Wick rotation in the lapse, admissible complex metrics, and foliation changing diffeomorphisms
Rudrajit Banerjee, Max Niedermaier
TL;DR
The authors introduce a lapse-based Wick rotation on foliated manifolds that keeps the manifold’s real atlas while smoothly interpolating between Lorentzian and Euclidean geometries via a phase rotation of the lapse. By formulating the rotated metric as a rank-one perturbation and analyzing foliation-changing diffeomorphisms, they achieve a covariant description of $g^{\theta}$ across equivalent foliations. They prove three notions of admissibility for the complex metric in a minimally coupled scalar theory: damping of the action, positivity of the linear response, and sectoriality of the complex Hessian, with the Hessian spectrum confined to a wedge in the upper half-plane and explicit behavior near Minkowski and Friedmann-Lemaître backgrounds.
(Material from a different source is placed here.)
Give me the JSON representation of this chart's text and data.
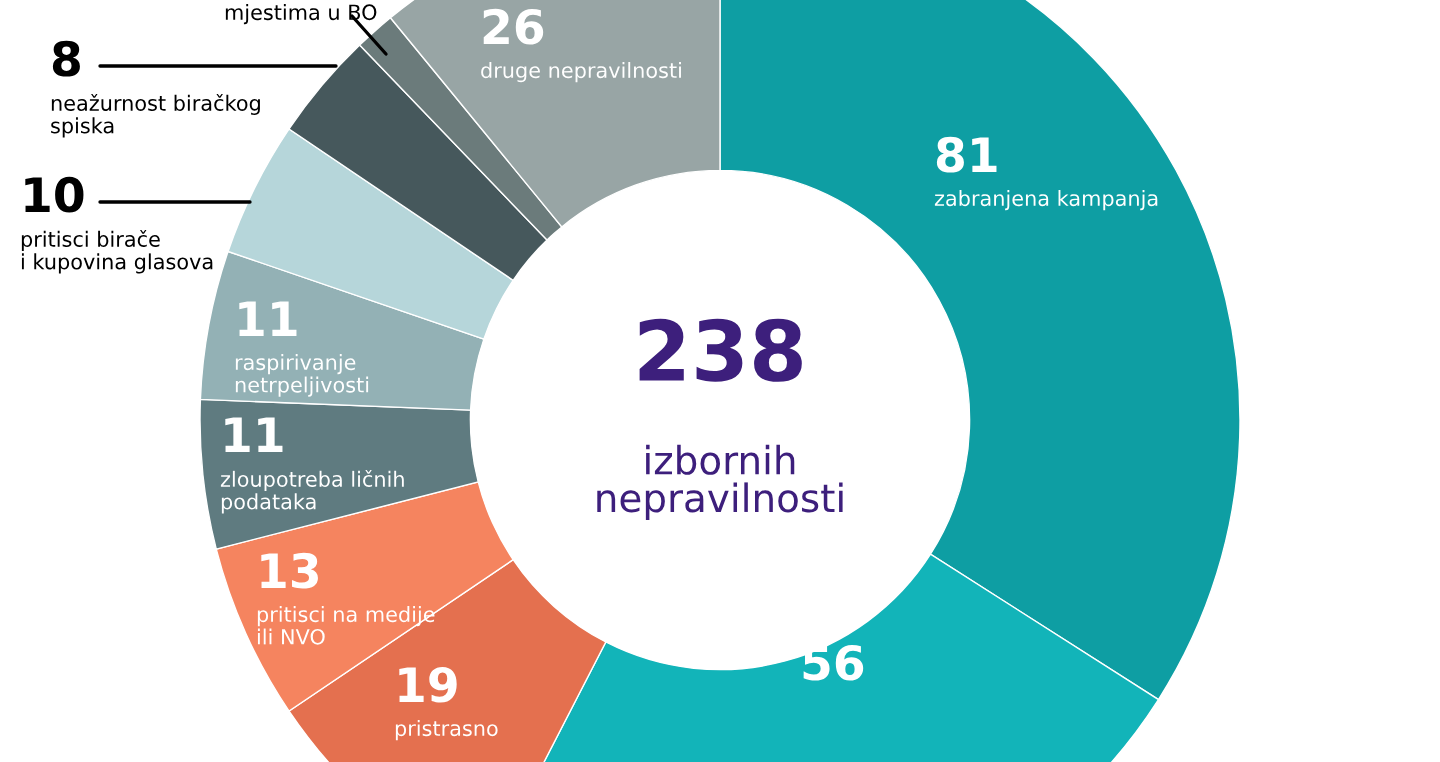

The work predicts modified propagators compared to the standard $i\epsilon$ prescription and suggests broad applicability to other fields and to gravity via heat-kernel methods, offering a unified framework for Lorentzian-to-Euclidean transitions on foliated spaces.
Abstract
A Wick rotation in the lapse (not in time) is introduced that interpolates between Riemannian and Lorentzian metrics on real manifolds admitting a codimension-one foliation. The definition refers to a fiducial foliation but covariance under foliation changing diffeomorphisms can be rendered explicit in a reformulation as a rank one perturbation. Applied to scalar field theories a Lorentzian signature action develops a positive imaginary part thereby identifying the underlying complex metric as ``admissible''. This admissibility is ensured in non-fiducial foliations in technically distinct ways also for the variation with respect to the metric and for the Hessian. The Hessian of the Wick rotated action is a complex combination of a generalized Laplacian and a d'Alembertian, which is shown to have spectrum contained in a wedge of the upper complex half plane. Specialized to near Minkowski space the induced propagator differs from the one with the Feynman $iε$ prescription and on Friedmann-Lemaître backgrounds the difference to a Wick rotation in time is illustrated.